Em 2005, o Capex totalizou 185,5 milhões de euros, o que representa 29,5% das receitas consolidadas da PT-Multimédia. Este valor de Capex deve ser entendido como extraordinário, já que não se deve repetir no futuro próximo e justifica-se essencialmente com investimentos em: (1) negociação no quarto trimestre de um compromisso de médio prazo para aquisição de direito de utilização de capacidade de rede de telecomunicações (65,7 milhões de euros); (2) contratação de direito de uso de capacidade de satélite no negócio de TV por Subscrição para um quinto e sexto transponders (33,4 milhões de euros) até ao final da sua vida útil, que se estima que termine em Dezembro de 2016; (3) aquisição de set top boxes no âmbito do programa de digitalização (18,8 milhões de euros); e (4) rede, de forma a melhorar a oferta e a qualidade dos serviços de TV por Subscrição e de Internet de banda larga (8,0 milhões de euros). Estes investimentos potenciam a curto e médio prazos o incremento da actividade de TV por Subscrição e de Internet de banda larga, com um elevado nível de qualidade. Excluindo os itens que não representam saídas imediatas de fundos, o Capex apresenta um aumento de 60,9% em 2005, para 86,5 milhões de euros, representando 13,8% das receitas consolidadas da PT-Multimédia.

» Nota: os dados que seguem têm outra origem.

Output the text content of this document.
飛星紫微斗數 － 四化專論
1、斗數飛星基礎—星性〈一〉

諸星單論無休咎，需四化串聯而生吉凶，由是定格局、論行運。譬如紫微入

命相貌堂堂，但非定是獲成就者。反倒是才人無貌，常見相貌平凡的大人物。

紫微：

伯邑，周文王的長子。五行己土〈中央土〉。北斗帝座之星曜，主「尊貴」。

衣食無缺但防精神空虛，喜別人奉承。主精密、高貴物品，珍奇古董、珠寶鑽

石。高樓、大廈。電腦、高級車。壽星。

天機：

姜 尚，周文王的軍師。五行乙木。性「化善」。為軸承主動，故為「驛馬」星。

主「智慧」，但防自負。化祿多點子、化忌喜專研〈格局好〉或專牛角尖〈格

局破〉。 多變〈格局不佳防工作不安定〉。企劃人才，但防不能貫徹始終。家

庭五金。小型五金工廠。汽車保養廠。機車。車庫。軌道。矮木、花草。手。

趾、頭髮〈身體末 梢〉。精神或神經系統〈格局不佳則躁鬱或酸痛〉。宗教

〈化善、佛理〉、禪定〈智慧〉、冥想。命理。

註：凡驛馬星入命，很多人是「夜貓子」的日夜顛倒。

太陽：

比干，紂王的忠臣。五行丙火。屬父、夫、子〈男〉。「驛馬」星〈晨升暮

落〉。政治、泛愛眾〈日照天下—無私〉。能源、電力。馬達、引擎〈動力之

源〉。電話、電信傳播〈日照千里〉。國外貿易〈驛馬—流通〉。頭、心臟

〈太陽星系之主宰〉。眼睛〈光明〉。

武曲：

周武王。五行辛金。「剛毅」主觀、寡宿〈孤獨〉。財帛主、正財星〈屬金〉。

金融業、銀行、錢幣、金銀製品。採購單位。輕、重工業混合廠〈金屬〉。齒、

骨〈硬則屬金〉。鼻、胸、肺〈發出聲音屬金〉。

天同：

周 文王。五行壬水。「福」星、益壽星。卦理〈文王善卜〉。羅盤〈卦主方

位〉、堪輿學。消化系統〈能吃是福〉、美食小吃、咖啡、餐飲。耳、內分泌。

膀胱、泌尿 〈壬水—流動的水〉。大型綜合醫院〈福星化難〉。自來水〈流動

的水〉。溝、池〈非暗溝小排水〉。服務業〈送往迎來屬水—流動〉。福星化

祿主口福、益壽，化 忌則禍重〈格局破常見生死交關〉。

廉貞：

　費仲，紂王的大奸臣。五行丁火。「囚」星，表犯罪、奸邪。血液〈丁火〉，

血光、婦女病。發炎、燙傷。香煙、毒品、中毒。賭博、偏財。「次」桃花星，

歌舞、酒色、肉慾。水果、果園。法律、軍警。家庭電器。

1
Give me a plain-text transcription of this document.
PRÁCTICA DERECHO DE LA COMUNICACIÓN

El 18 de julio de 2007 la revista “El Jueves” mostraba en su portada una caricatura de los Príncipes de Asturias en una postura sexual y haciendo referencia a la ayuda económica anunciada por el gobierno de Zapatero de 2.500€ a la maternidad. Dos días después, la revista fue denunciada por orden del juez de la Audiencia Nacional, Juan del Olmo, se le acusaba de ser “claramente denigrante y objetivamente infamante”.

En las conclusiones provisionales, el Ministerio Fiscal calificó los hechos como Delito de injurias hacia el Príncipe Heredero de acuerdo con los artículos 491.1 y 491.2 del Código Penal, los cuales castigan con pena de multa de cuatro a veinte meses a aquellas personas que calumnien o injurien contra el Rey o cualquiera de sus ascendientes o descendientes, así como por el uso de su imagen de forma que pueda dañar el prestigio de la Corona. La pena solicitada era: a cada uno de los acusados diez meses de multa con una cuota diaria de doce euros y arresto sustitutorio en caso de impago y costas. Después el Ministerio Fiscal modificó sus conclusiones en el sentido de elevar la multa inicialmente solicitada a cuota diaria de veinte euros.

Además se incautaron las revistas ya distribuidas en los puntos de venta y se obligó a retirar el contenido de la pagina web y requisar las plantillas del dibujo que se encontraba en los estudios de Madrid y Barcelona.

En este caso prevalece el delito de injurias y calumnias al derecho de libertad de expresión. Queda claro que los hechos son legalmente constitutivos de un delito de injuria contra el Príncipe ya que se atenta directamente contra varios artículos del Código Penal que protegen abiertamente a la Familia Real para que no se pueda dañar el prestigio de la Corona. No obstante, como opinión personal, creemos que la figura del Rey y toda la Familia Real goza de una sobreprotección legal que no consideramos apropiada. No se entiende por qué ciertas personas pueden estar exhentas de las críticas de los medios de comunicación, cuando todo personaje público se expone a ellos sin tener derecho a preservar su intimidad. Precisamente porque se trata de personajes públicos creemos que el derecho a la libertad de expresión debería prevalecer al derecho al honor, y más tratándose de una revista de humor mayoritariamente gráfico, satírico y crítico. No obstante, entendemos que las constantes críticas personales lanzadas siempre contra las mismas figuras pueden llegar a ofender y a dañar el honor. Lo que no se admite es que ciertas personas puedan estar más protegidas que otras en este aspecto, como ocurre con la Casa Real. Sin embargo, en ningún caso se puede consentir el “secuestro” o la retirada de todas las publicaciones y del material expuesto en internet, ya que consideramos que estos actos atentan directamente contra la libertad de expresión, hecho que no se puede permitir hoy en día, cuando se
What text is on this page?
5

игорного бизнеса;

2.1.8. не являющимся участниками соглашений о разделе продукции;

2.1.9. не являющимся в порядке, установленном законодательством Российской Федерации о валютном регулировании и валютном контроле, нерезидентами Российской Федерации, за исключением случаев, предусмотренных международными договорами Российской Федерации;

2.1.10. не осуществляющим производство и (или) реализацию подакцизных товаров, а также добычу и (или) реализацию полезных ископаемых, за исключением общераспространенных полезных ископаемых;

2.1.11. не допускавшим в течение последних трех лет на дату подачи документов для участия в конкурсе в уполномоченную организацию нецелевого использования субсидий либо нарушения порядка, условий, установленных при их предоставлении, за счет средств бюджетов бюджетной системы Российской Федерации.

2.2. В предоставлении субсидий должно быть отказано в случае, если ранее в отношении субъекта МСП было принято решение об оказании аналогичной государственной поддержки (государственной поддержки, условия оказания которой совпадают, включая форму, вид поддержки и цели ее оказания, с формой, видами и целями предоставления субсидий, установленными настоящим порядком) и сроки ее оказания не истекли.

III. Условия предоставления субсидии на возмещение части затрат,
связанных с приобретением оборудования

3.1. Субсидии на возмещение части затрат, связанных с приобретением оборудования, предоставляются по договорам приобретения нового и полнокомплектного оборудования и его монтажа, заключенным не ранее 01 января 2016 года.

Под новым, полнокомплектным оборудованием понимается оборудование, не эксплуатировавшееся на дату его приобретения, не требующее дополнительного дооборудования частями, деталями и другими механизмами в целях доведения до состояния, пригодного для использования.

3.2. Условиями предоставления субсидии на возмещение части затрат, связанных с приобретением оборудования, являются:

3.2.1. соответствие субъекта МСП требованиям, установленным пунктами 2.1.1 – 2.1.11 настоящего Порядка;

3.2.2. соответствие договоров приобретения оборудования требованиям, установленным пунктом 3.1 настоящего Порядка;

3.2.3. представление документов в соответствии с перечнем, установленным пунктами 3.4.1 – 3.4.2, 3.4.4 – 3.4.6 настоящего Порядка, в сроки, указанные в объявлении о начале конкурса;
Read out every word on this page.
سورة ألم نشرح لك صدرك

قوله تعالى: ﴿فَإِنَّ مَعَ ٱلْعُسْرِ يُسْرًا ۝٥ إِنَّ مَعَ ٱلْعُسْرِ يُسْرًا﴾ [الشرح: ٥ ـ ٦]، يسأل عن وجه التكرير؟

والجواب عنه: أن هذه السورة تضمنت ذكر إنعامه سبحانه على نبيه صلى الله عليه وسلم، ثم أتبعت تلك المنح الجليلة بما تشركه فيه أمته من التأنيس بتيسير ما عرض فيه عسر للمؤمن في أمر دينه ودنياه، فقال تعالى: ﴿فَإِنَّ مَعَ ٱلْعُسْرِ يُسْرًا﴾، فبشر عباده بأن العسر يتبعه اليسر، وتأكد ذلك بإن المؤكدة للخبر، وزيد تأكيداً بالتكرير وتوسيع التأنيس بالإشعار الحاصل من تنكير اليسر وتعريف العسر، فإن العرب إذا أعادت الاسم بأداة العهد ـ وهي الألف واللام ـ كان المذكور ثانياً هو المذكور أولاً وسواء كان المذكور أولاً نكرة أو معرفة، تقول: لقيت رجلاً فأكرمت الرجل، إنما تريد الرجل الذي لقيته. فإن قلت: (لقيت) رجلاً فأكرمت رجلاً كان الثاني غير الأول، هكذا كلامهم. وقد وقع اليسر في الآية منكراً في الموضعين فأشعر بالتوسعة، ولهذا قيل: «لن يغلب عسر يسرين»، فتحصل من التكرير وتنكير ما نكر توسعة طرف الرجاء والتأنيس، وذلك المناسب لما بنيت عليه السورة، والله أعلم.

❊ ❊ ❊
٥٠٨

O Capex da área de Audiovisuais ascendeu a 1,4 milhões de euros em 2005, essencialmente resultante da abertura de novas salas de cinemas e dos investimentos de manutenção e remodelação das salas existentes.

EBITDA menos Capex

O EBITDA menos Capex foi de 9,8 milhões de euros em 2005, que compara com 105,6 milhões de euros em 2004. A descida deste indicador resulta do significativo e mais que proporcional aumento de Capex face ao EBITDA. Ajustando o Capex pelos itens que não representam saídas imediatas de fundos, isto é, a capitalização dos transponders e capacidade de rede de telecomunicações, o EBITDA menos Capex totaliza 108,8 milhões de euros, equivalente a um crescimento de 3% face a 2004.

Free Cash Flow

EBITDA menos Capex 9,8 105,6 (90,8%)

Itens não monetários incluídos no EBITDA 1,5 (1,7) n.s.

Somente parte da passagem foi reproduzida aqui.